Réclames vivantes d'Hornuch, elle s'enorgueillissaient de montrer la petite seringue; elles se piquaient, exagéraient les ivresses du mal Wood; mais un soir elles disparurent, et le capitaine lut dans le Rabelais l'histoire de leur internement à Sainte-Anne.
Effrayé des tableaux, il voulait s'arrêter; il ne le pouvait plus, et il devint le superbe client de l'alchimiste.

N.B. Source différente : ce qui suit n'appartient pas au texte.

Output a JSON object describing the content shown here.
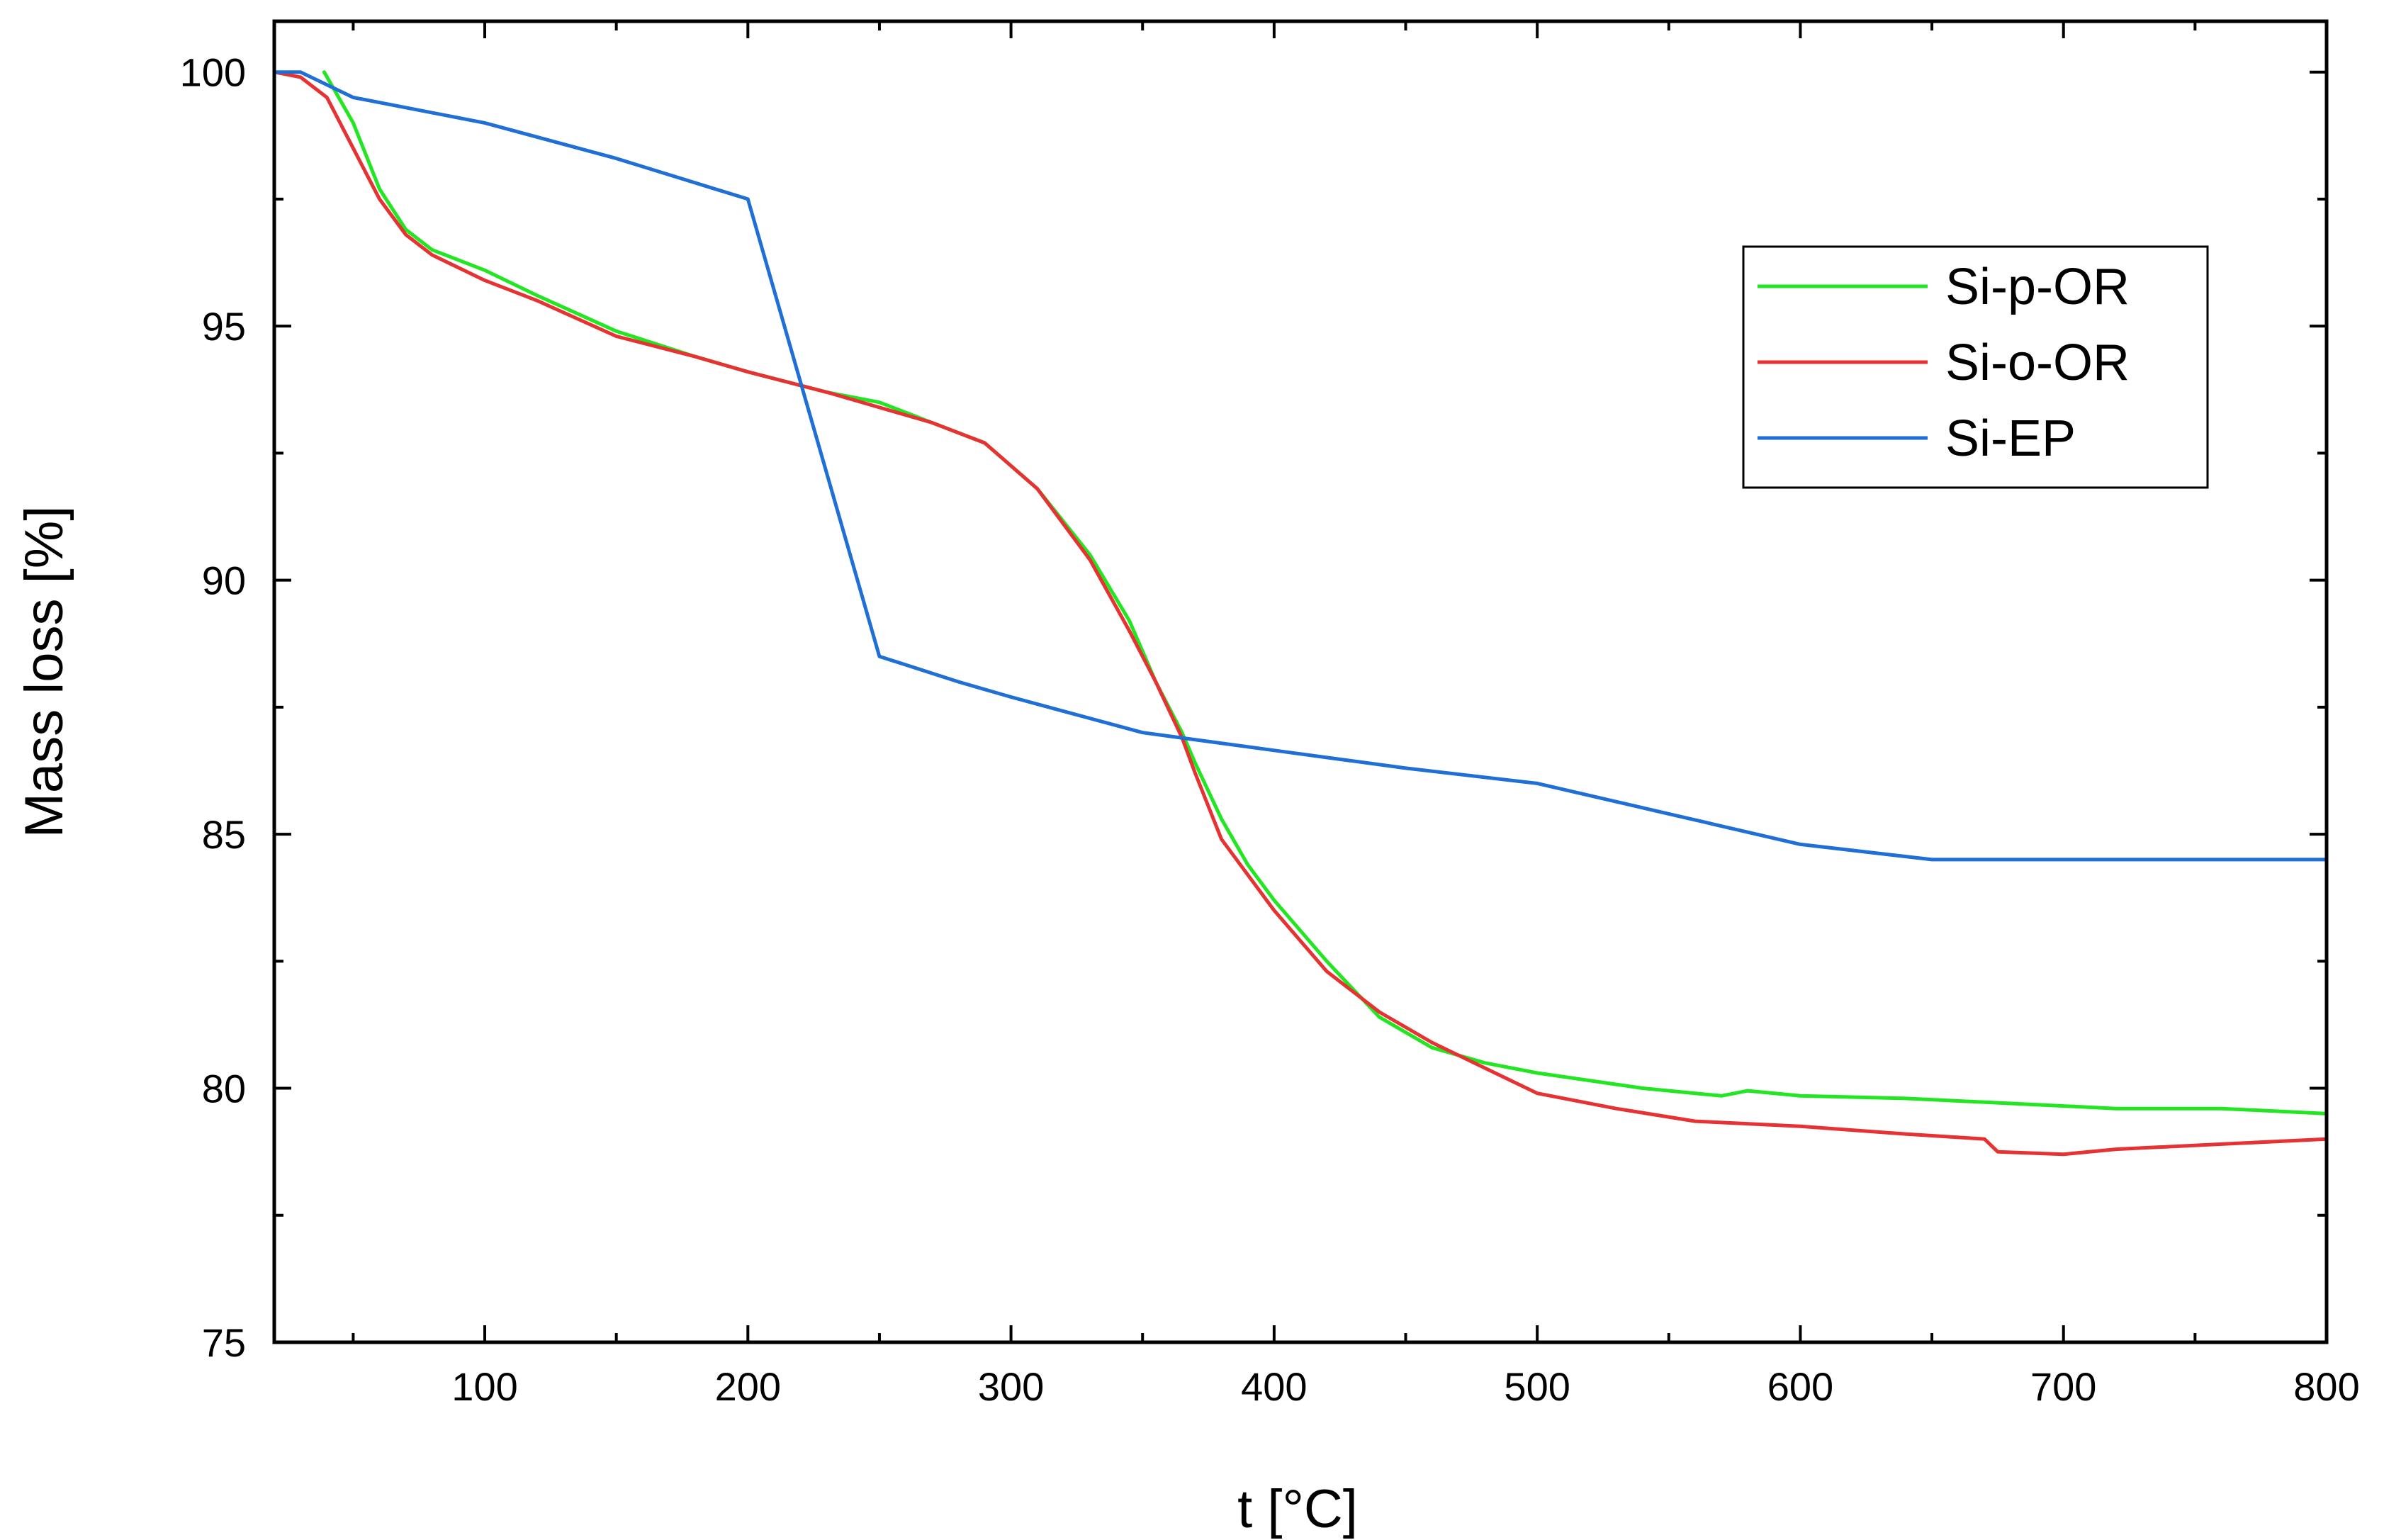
{
  "chart_data": {
    "type": "line",
    "xlabel": "t [°C]",
    "ylabel": "Mass loss [%]",
    "xlim": [
      20,
      800
    ],
    "ylim": [
      75,
      101
    ],
    "x_ticks": [
      100,
      200,
      300,
      400,
      500,
      600,
      700,
      800
    ],
    "x_tick_labels": [
      "100",
      "200",
      "300",
      "400",
      "500",
      "600",
      "700",
      "800"
    ],
    "y_ticks": [
      75,
      80,
      85,
      90,
      95,
      100
    ],
    "y_tick_labels": [
      "75",
      "80",
      "85",
      "90",
      "95",
      "100"
    ],
    "grid": false,
    "legend_position": "upper-right",
    "series": [
      {
        "name": "Si-p-OR",
        "color": "#22e622",
        "x": [
          39,
          50,
          60,
          70,
          80,
          100,
          120,
          150,
          180,
          200,
          230,
          250,
          270,
          290,
          310,
          330,
          345,
          355,
          365,
          370,
          380,
          390,
          400,
          420,
          440,
          460,
          480,
          500,
          540,
          570,
          580,
          600,
          640,
          680,
          720,
          760,
          800
        ],
        "y": [
          100.0,
          99.0,
          97.7,
          96.9,
          96.5,
          96.1,
          95.6,
          94.9,
          94.4,
          94.1,
          93.7,
          93.5,
          93.1,
          92.7,
          91.8,
          90.5,
          89.2,
          88.0,
          87.0,
          86.4,
          85.3,
          84.4,
          83.7,
          82.5,
          81.4,
          80.8,
          80.5,
          80.3,
          80.0,
          79.85,
          79.95,
          79.85,
          79.8,
          79.7,
          79.6,
          79.6,
          79.5
        ]
      },
      {
        "name": "Si-o-OR",
        "color": "#e63232",
        "x": [
          20,
          30,
          40,
          50,
          60,
          70,
          80,
          100,
          120,
          150,
          180,
          200,
          230,
          250,
          270,
          290,
          310,
          330,
          345,
          355,
          365,
          370,
          380,
          390,
          400,
          420,
          440,
          460,
          480,
          500,
          530,
          560,
          600,
          640,
          670,
          675,
          700,
          720,
          760,
          800
        ],
        "y": [
          100.0,
          99.9,
          99.5,
          98.5,
          97.5,
          96.8,
          96.4,
          95.9,
          95.5,
          94.8,
          94.4,
          94.1,
          93.7,
          93.4,
          93.1,
          92.7,
          91.8,
          90.4,
          89.0,
          88.0,
          86.9,
          86.2,
          84.9,
          84.2,
          83.5,
          82.3,
          81.5,
          80.9,
          80.4,
          79.9,
          79.6,
          79.35,
          79.25,
          79.1,
          79.0,
          78.75,
          78.7,
          78.8,
          78.9,
          79.0
        ]
      },
      {
        "name": "Si-EP",
        "color": "#1f6fd6",
        "x": [
          20,
          30,
          50,
          100,
          150,
          200,
          250,
          280,
          300,
          350,
          400,
          450,
          500,
          550,
          600,
          650,
          800
        ],
        "y": [
          100.0,
          100.0,
          99.5,
          99.0,
          98.3,
          97.5,
          88.5,
          88.0,
          87.7,
          87.0,
          86.65,
          86.3,
          86.0,
          85.4,
          84.8,
          84.5,
          84.5
        ]
      }
    ]
  }
}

C'est alors que, tantôt sous la domination absolue du stupéfiant et tantôt sous le délire de l'abstinence, au milieu des rages de sa défaite morale et physique, le comte de Pontaillac écrivit un journal intime:
Paris, le 4 décembre 1890.
Hier, je me suis présenté à l'hôtel du boulevard Malesherbes. Angèle, la femme de chambre, allait m'introduire chez sa maîtresse, quand Olivier est entré au salon: «Ma femme est malade, a-t-il dit, les yeux rouges. Excuse-nous, Raymond; nous sommes bien malheureux…» J'avais envie de l'égorger!…
Le 5 décembre.
Christine est pleine de grandes intentions voluptueuses; mais, le pot-au-feu de la Villa Saïd ne m'exalte plus. Il faut que j'abandonne la Pravaz, car j'aurais trop de honte, à la renaissance des amours de ma bien-aimée… Blanche va guérir, s'embellir, et je la posséderai de nouveau, de par le diable!
Le 16 décembre.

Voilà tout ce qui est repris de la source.